時は経ち一七二年の夏、十七歳の成人に成長した孫堅は父親の仕事の手伝いで父親と一緒に多くの人で混雑している船で銭唐まで向かっていた。

 “文台(孫堅の字)よ、もう少し真面目に役所の仕事に精を出してくれんかのう。お前が仕事もせず、悪たれどもと遊んでばかりおるので、わしも役所じゃ肩身狭い思いをせんとならんのだぞ?”

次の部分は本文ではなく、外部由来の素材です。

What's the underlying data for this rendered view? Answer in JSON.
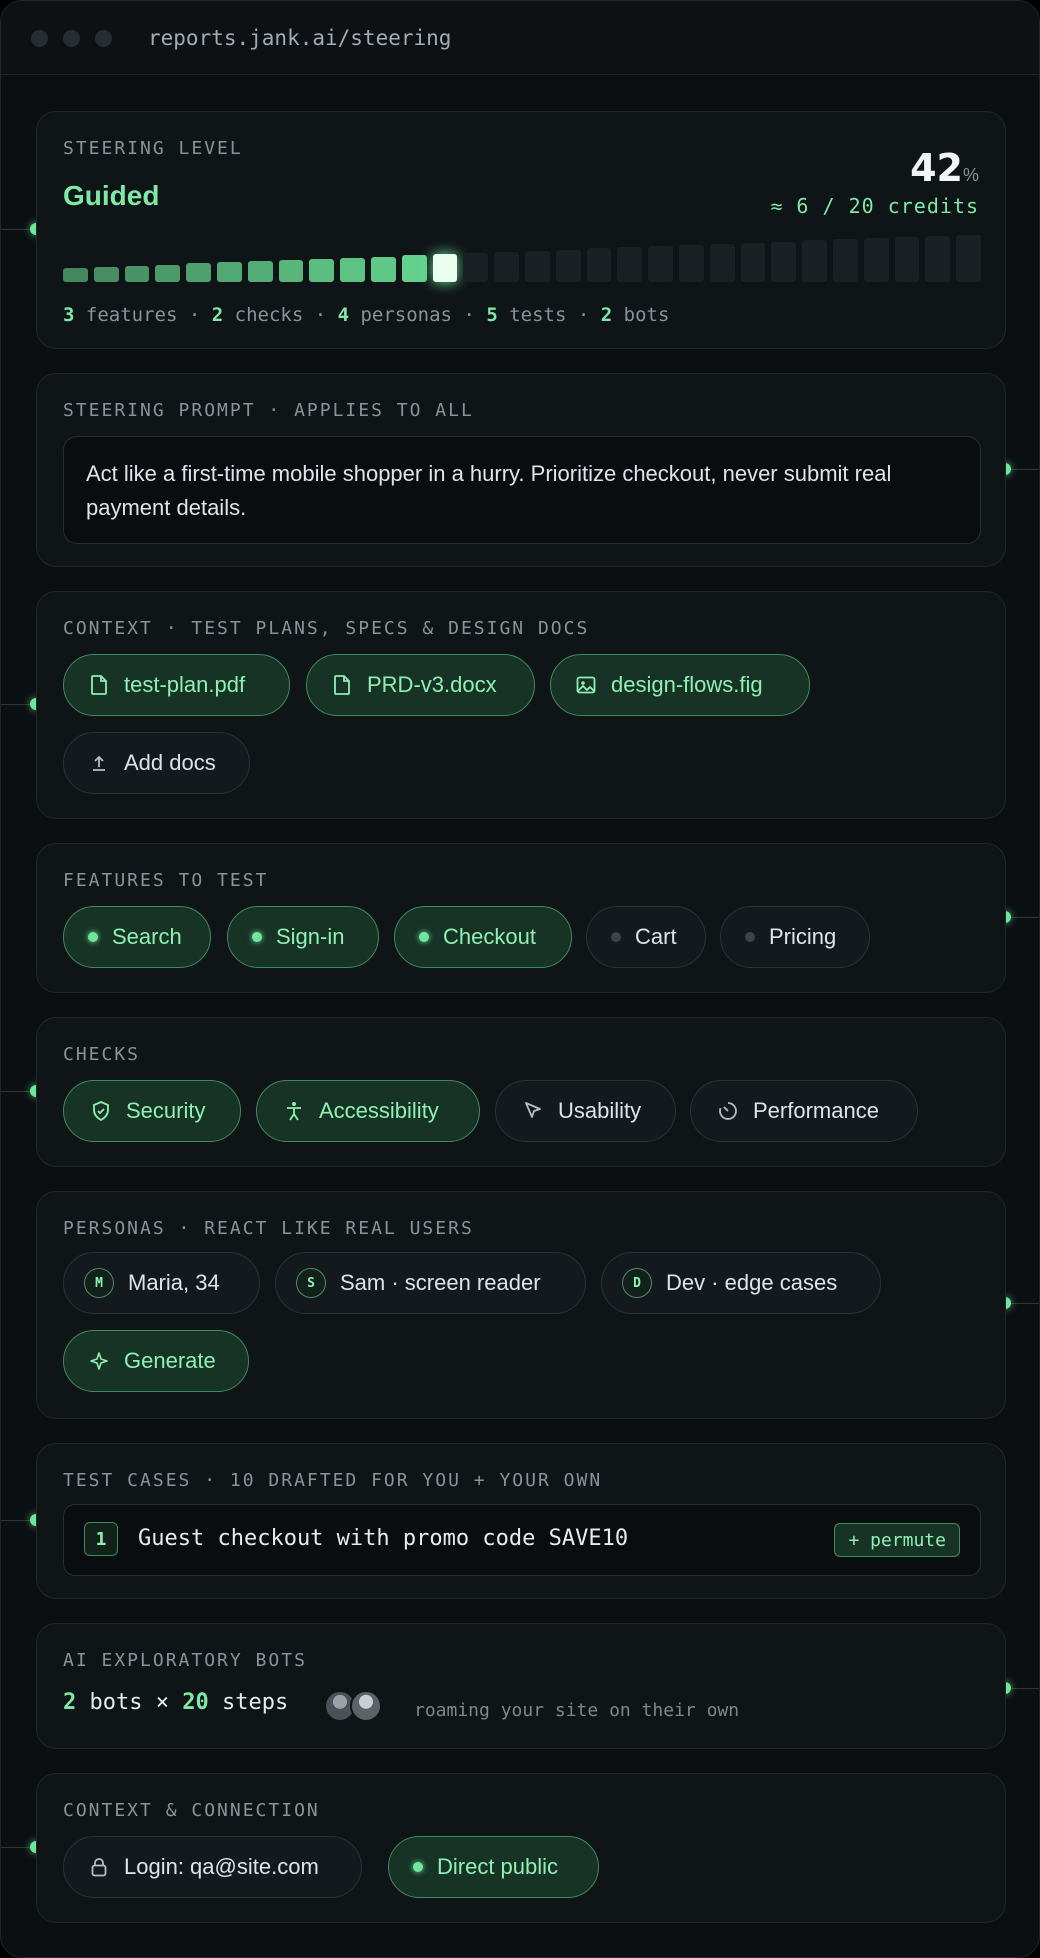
{
  "browser": {
    "url": "reports.jank.ai/steering"
  },
  "steering_level": {
    "label": "STEERING LEVEL",
    "level_name": "Guided",
    "percent": 42,
    "percent_symbol": "%",
    "credits_text": "≈ 6 / 20 credits",
    "bars_total": 30,
    "bars_filled": 13,
    "summary": [
      {
        "count": "3",
        "label": "features"
      },
      {
        "count": "2",
        "label": "checks"
      },
      {
        "count": "4",
        "label": "personas"
      },
      {
        "count": "5",
        "label": "tests"
      },
      {
        "count": "2",
        "label": "bots"
      }
    ],
    "separator": "·"
  },
  "steering_prompt": {
    "label": "STEERING PROMPT · APPLIES TO ALL",
    "text": "Act like a first-time mobile shopper in a hurry. Prioritize checkout, never submit real payment details."
  },
  "context_docs": {
    "label": "CONTEXT · TEST PLANS, SPECS & DESIGN DOCS",
    "docs": [
      {
        "name": "test-plan.pdf",
        "icon": "file-icon"
      },
      {
        "name": "PRD-v3.docx",
        "icon": "file-icon"
      },
      {
        "name": "design-flows.fig",
        "icon": "image-icon"
      }
    ],
    "add_label": "Add docs"
  },
  "features": {
    "label": "FEATURES TO TEST",
    "items": [
      {
        "name": "Search",
        "selected": true
      },
      {
        "name": "Sign-in",
        "selected": true
      },
      {
        "name": "Checkout",
        "selected": true
      },
      {
        "name": "Cart",
        "selected": false
      },
      {
        "name": "Pricing",
        "selected": false
      }
    ]
  },
  "checks": {
    "label": "CHECKS",
    "items": [
      {
        "name": "Security",
        "selected": true,
        "icon": "shield-icon"
      },
      {
        "name": "Accessibility",
        "selected": true,
        "icon": "accessibility-icon"
      },
      {
        "name": "Usability",
        "selected": false,
        "icon": "cursor-icon"
      },
      {
        "name": "Performance",
        "selected": false,
        "icon": "gauge-icon"
      }
    ]
  },
  "personas": {
    "label": "PERSONAS · REACT LIKE REAL USERS",
    "items": [
      {
        "initial": "M",
        "name": "Maria, 34"
      },
      {
        "initial": "S",
        "name": "Sam · screen reader"
      },
      {
        "initial": "D",
        "name": "Dev · edge cases"
      }
    ],
    "generate_label": "Generate"
  },
  "test_cases": {
    "label": "TEST CASES · 10 DRAFTED FOR YOU + YOUR OWN",
    "items": [
      {
        "index": "1",
        "text": "Guest checkout with promo code SAVE10",
        "action": "+ permute"
      }
    ]
  },
  "bots": {
    "label": "AI EXPLORATORY BOTS",
    "count": "2",
    "bots_word": "bots",
    "times": "×",
    "steps": "20",
    "steps_word": "steps",
    "note": "roaming your site on their own"
  },
  "connection": {
    "label": "CONTEXT & CONNECTION",
    "login": "Login: qa@site.com",
    "mode": "Direct public"
  },
  "colors": {
    "accent": "#6ee79a",
    "background": "#0b0f12",
    "card": "#0f1417"
  }
}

 父親が話しかけても孫堅は上の空であった。彼は船上のある女性に心を奪われていた。


 ・・・・・奇麗じゃ〜・・・・・いや〜〜おったまげた・・・・・あんなに奇麗な女性は見たことがないな・・・・・。色んな女性を見てきたが、あ〜いう知性のありそうな美女はそうおらんぞ・・・・・。こんなに見つめているのに中々目が合わないという所も何となく惹かれるの〜・・・・・。

 “おい!文台!!”


 父親に怒鳴られてようやく話しかけられていることに気づいた孫堅は

 “聞いておりますよ、父上。しかし、わしなんぞ孫家の二男坊であるわけだし、役所の仕事は聖台(孫羌の字)兄貴に任せてわしは好きに生活させてくれればいいじゃないですか。聖台兄貴も最近は体の調子もすこぶる良く、役所にも休まずに通っているわけですし。それに幼台(孫堅の弟で孫静の字)だってもう既に14歳で役所の仕事ならいくらでもあいつが出来ますよ。ただ、あいつは名前通り静かな上に無口で何を考えているか分からないところがあり気味が悪いですけどね”

 と言うと大笑いした。すると

 “馬鹿者!聖台は聖台じゃ!幼台は幼台じゃ!あいつら二人はようやっておる!お前にあいつらの事を言う資格は無い!我が孫家に職にもありつけず、悪たれ共の頭領の真似をしているお前がいるということが恥ずかしいのじゃ!!”

 と父親に孫堅は怒鳴られた。

 “そんなに怒鳴らんで下さいよ・・・・。あの女性に叱られているところを見たら恥ずかしいじゃないですか・・・・”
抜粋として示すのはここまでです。